Scientists from the Fraunhofer Institute for Manufacturing Engineering and Automation (IPA), the Clausthal Environmental Technology Research Center (CUTEC), the KIT (IIP & WBK), the Esslingen University of Applied Sciences and the Brandenburg University of Technology Cottbus-Senftenberg (BTU) are working in this research project, which is funded by the German Ministry of the Environment (€13 million) together with numerous industrial partners from the automotive industry and the recycling sector on innovative solutions.
The funding is spread over four years and is made available as part of the Baden-Württemberg Automotive Industry Strategy Dialogue (SDA). The dismantling factory is to be built close to the industry.

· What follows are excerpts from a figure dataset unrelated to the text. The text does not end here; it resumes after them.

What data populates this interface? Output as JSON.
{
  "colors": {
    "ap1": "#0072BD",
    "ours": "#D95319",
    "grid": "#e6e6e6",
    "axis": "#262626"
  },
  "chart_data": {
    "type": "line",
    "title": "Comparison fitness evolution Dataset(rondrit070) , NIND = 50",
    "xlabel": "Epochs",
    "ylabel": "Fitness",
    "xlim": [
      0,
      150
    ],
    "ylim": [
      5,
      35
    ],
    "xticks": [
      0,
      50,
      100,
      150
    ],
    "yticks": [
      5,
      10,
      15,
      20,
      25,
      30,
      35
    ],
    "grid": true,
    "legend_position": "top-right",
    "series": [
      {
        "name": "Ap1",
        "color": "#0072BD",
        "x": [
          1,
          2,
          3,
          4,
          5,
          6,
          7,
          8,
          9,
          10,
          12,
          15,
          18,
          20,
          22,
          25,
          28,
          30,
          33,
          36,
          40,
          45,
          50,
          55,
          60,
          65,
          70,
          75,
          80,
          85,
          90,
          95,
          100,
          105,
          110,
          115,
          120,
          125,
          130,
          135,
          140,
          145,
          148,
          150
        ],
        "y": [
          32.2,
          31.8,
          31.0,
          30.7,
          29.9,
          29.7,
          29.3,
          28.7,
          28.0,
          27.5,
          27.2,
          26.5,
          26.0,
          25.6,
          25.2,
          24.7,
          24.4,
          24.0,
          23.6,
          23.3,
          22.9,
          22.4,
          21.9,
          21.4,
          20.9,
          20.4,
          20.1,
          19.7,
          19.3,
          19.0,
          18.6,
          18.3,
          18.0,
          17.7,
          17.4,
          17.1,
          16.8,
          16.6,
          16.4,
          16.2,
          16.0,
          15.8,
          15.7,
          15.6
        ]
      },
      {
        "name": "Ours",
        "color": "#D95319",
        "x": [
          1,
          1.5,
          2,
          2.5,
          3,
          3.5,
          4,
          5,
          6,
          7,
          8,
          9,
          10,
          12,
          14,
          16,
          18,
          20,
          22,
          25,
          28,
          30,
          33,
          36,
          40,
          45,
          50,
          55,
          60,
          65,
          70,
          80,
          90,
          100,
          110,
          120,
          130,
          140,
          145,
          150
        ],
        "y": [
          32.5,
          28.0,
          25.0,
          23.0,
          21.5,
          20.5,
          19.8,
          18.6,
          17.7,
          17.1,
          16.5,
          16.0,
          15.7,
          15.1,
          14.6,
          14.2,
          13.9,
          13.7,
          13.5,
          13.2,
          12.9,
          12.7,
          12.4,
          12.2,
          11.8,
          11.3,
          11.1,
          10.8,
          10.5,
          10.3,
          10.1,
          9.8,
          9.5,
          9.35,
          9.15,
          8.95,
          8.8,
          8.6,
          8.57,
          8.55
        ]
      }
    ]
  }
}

In addition, a center of excellence is established to support the further development of the project technologically and economically with three sub-projects.
Robot-assisted dismantling of batteries and drives for e-cars is a milestone for the widespread implementation of this technology. This project is unique in Germany, and if the research project enables us to recycle individual parts such as cobalt, nickel and graphite industrially and automatically through different, environmentally friendly processes, we not only make ourselves less dependent on raw material imports, but can also significantly improve the environmental balance of electric vehicles. In this way, we conserve rare raw materials and also advance the German industrial location.—Environment Minister Franz Untersteller
While the other research partners are primarily working on technical dismantling solutions, the IIP is responsible for coordinating subproject 1, in which relevant market developments, business models, legal frameworks, but also logistics concepts, capacity and process planning of the dismantling processes are examined techno-economically and will be rated.